Wednesday, October 20, was three weeks post-surgery. The cramps were still coming on strong and my foot felt as if it were burning; this was definitely my nerves "coming back to life" but it was so uncomfortable! I was also doing my best to ignore the abrasion on the back of my foot but it wasn't easy.
Meanwhile, the fall weather was cool and crisp and I wanted so much to enjoy it! Of course I wasn't ready to venture outside anywhere yet. My pain medication made me sleepy and getting around on my crutches or walker for too long tired me out. Not to mention my foot was still in considerable pain. Not only did that need to subside, but I also needed to build up my strength.
Thursday the pain was a little better and I couldn't decide whether it was the abrasion on the back of my foot or the actual ankle that was bothering me. I took my pain medication upon waking in the morning and was able to wait 6 hours before taking it again. There were still spasms but during the day they didn't seem to bother me as much. I decided I would continue taking the pain medication until the cast came off the following Tuesday. At that time I would be able to take care of the abrasion and possibly massage the cramps, and hopefully I could wean myself off the medication. It all depended on how the rest of the week went.
Of course, by Thursday evening I wasn't able to wait 6 hours before taking my pain medication again, and the next day my foot was still tingling and burning. My next appointment with my doctor was that coming Tuesday and I planned on asking him about the sensations I was feeling; I wondered how much longer they were going to last.
Saturday I was still feeling the spasms and tingling, and the incision site and ankle itself were also painful, although I noticed the abrasion on the back of my foot did not bother me as much that day. The spasms were making it harder to wait 5 hours before taking pain medication but I persisted. I wasn't sure exactly what type of pain I was supposed to be feeling other than the spasms; it seemed there were only a few times when the actual ankle hurt. I wondered if the pain medication was helping, since I didn't know what type of pain I was supposed to be feeling. Was I not feeling pain because the medication was doing its work, or was I lucky that the pain was not too bad for me? The pain was different from when I had initially broken my ankle; I would need to speak with my doctor at my next appointment.

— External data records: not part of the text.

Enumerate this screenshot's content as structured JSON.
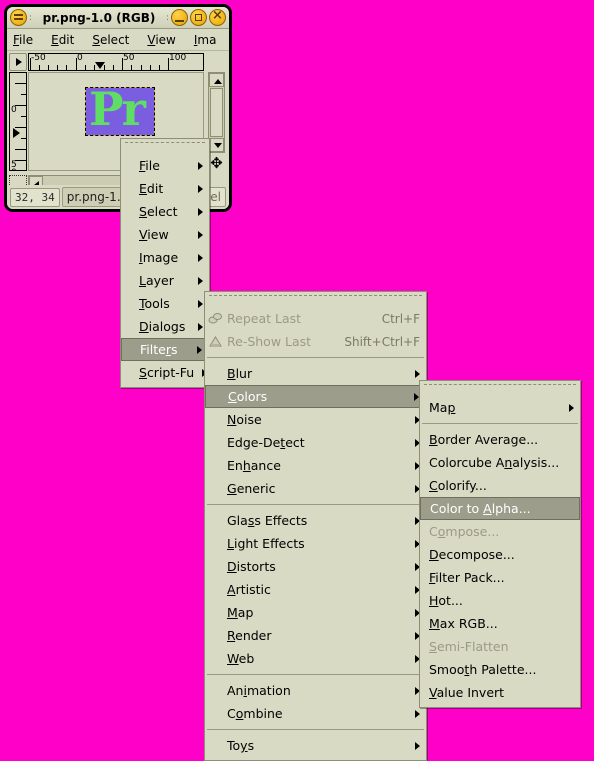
{
  "window": {
    "title": "pr.png-1.0 (RGB)",
    "titlebar_sep": ":",
    "buttons": {
      "menu": "window-menu",
      "minimize": "minimize",
      "maximize": "maximize",
      "close": "close"
    },
    "menubar": [
      {
        "label": "File",
        "mnemonic": "F"
      },
      {
        "label": "Edit",
        "mnemonic": "E"
      },
      {
        "label": "Select",
        "mnemonic": "S"
      },
      {
        "label": "View",
        "mnemonic": "V"
      },
      {
        "label": "Ima",
        "mnemonic": "I"
      }
    ],
    "rulers": {
      "horizontal": [
        "-50",
        "0",
        "50",
        "100"
      ],
      "vertical": [
        "0",
        "5",
        "0"
      ]
    },
    "canvas": {
      "image_text": "Pr",
      "image_bg_color": "#7b5de0",
      "image_fg_color": "#5fdd65"
    },
    "statusbar": {
      "position": "32, 34",
      "title": "pr.png-1.0",
      "unit": "el"
    }
  },
  "desktop": {
    "background_color": "#ff00c8"
  },
  "colors": {
    "menu_bg": "#d9dac4",
    "menu_border": "#8d8e74",
    "highlight": "#9d9d8c",
    "disabled_text": "#9a9a86",
    "accel_text": "#7a7a64"
  },
  "menu1": {
    "name": "image-context-menu",
    "items": [
      {
        "label": "File",
        "mnemonic": "F",
        "submenu": true,
        "selected": false
      },
      {
        "label": "Edit",
        "mnemonic": "E",
        "submenu": true,
        "selected": false
      },
      {
        "label": "Select",
        "mnemonic": "S",
        "submenu": true,
        "selected": false
      },
      {
        "label": "View",
        "mnemonic": "V",
        "submenu": true,
        "selected": false
      },
      {
        "label": "Image",
        "mnemonic": "I",
        "submenu": true,
        "selected": false
      },
      {
        "label": "Layer",
        "mnemonic": "L",
        "submenu": true,
        "selected": false
      },
      {
        "label": "Tools",
        "mnemonic": "T",
        "submenu": true,
        "selected": false
      },
      {
        "label": "Dialogs",
        "mnemonic": "D",
        "submenu": true,
        "selected": false
      },
      {
        "label": "Filters",
        "mnemonic": "r",
        "submenu": true,
        "selected": true
      },
      {
        "label": "Script-Fu",
        "mnemonic": "S",
        "submenu": true,
        "selected": false
      }
    ]
  },
  "menu2": {
    "name": "filters-menu",
    "items": [
      {
        "label": "Repeat Last",
        "accel": "Ctrl+F",
        "disabled": true,
        "icon": "repeat-icon"
      },
      {
        "label": "Re-Show Last",
        "accel": "Shift+Ctrl+F",
        "disabled": true,
        "icon": "reshow-icon"
      },
      {
        "separator": true
      },
      {
        "label": "Blur",
        "mnemonic": "B",
        "submenu": true
      },
      {
        "label": "Colors",
        "mnemonic": "C",
        "submenu": true,
        "selected": true
      },
      {
        "label": "Noise",
        "mnemonic": "N",
        "submenu": true
      },
      {
        "label": "Edge-Detect",
        "mnemonic": "t",
        "submenu": true
      },
      {
        "label": "Enhance",
        "mnemonic": "h",
        "submenu": true
      },
      {
        "label": "Generic",
        "mnemonic": "G",
        "submenu": true
      },
      {
        "separator": true
      },
      {
        "label": "Glass Effects",
        "mnemonic": "s",
        "submenu": true
      },
      {
        "label": "Light Effects",
        "mnemonic": "L",
        "submenu": true
      },
      {
        "label": "Distorts",
        "mnemonic": "D",
        "submenu": true
      },
      {
        "label": "Artistic",
        "mnemonic": "A",
        "submenu": true
      },
      {
        "label": "Map",
        "mnemonic": "M",
        "submenu": true
      },
      {
        "label": "Render",
        "mnemonic": "R",
        "submenu": true
      },
      {
        "label": "Web",
        "mnemonic": "W",
        "submenu": true
      },
      {
        "separator": true
      },
      {
        "label": "Animation",
        "mnemonic": "i",
        "submenu": true
      },
      {
        "label": "Combine",
        "mnemonic": "o",
        "submenu": true
      },
      {
        "separator": true
      },
      {
        "label": "Toys",
        "mnemonic": "y",
        "submenu": true
      }
    ]
  },
  "menu3": {
    "name": "colors-submenu",
    "items": [
      {
        "label": "Map",
        "mnemonic": "p",
        "submenu": true
      },
      {
        "separator": true
      },
      {
        "label": "Border Average...",
        "mnemonic": "B"
      },
      {
        "label": "Colorcube Analysis...",
        "mnemonic": "n"
      },
      {
        "label": "Colorify...",
        "mnemonic": "C"
      },
      {
        "label": "Color to Alpha...",
        "mnemonic": "A",
        "selected": true
      },
      {
        "label": "Compose...",
        "mnemonic": "o",
        "disabled": true
      },
      {
        "label": "Decompose...",
        "mnemonic": "D"
      },
      {
        "label": "Filter Pack...",
        "mnemonic": "F"
      },
      {
        "label": "Hot...",
        "mnemonic": "H"
      },
      {
        "label": "Max RGB...",
        "mnemonic": "M"
      },
      {
        "label": "Semi-Flatten",
        "mnemonic": "S",
        "disabled": true
      },
      {
        "label": "Smooth Palette...",
        "mnemonic": "t"
      },
      {
        "label": "Value Invert",
        "mnemonic": "V"
      }
    ]
  }
}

Getting up and moving around helped the spasms but not always the tingling. I continued with my left leg exercises as well to keep the leg from atrophying too much. It had atrophied when I'd first been on crutches 7 years ago and I felt as though it never went back to being the same size as my right leg. I was worried it would be even smaller and more noticeable now. Hopefully I would be able to build it back up again.
Most of my days were spent reading and watching TV or movies, and occasionally napping due to the pain medication. I was able to log onto the Internet through my Netbook, so I could keep in touch with friends and stay posted as to what was happening at the shelter. Each day I would get up and move around the house in order to build up my stength but it was still very tiring. Not being able to sleep well at night didn't help; I would wake up 2-3 times a night due to pain or just being uncomfortable.
The next day the hard cast would be coming off and the walking cast would be going on. Although I knew the air cast would stay on most of the time, I began to worry about when my foot was out of the cast, when I was sleeping or in the shower. My foot would be able to move freely, and movement could hurt. All I could do was wait and see.
On Tuesday the hard cast was removed and the air cast was put on. My doctor said the wound was healing nicely, the swelling had gone down and everything looked good. He told me the tingling and the spasms were normal and would continue for a while. The pain medication was not helping those, and he advised me to start weaning myself off.
When he moved my foot back and forth it did not hurt too much; it actually felt nice to move my foot without the pain I was experiencing before the surgery! He told me I would be allowed to put weight on my foot as tolerable, but I still needed the crutches to get around. I was also supposed to exercise my foot by moving it back and forth, and start physical therapy. I tried standing up in the doctor's office and although it was somewhat painful, it worked!
I was so happy that I would be able to let my foot breathe again and that I wouldn't have to balance on one leg when standing. I wanted to do so much when I got home but I was exhausted from my busy day and needed to rest. I also knew I needed to take things one day at a time... baby steps.
I found a physical therapist in my neighborhood and made an appointment for Friday morning. I was nervous and excited at the same time.
By evening I could definitely feel pain in my foot and knew this is what I would have been feeling all along if I had not been taking my pain medication. But I was holding out for my bedtime dose so I could begin the weaning-off process.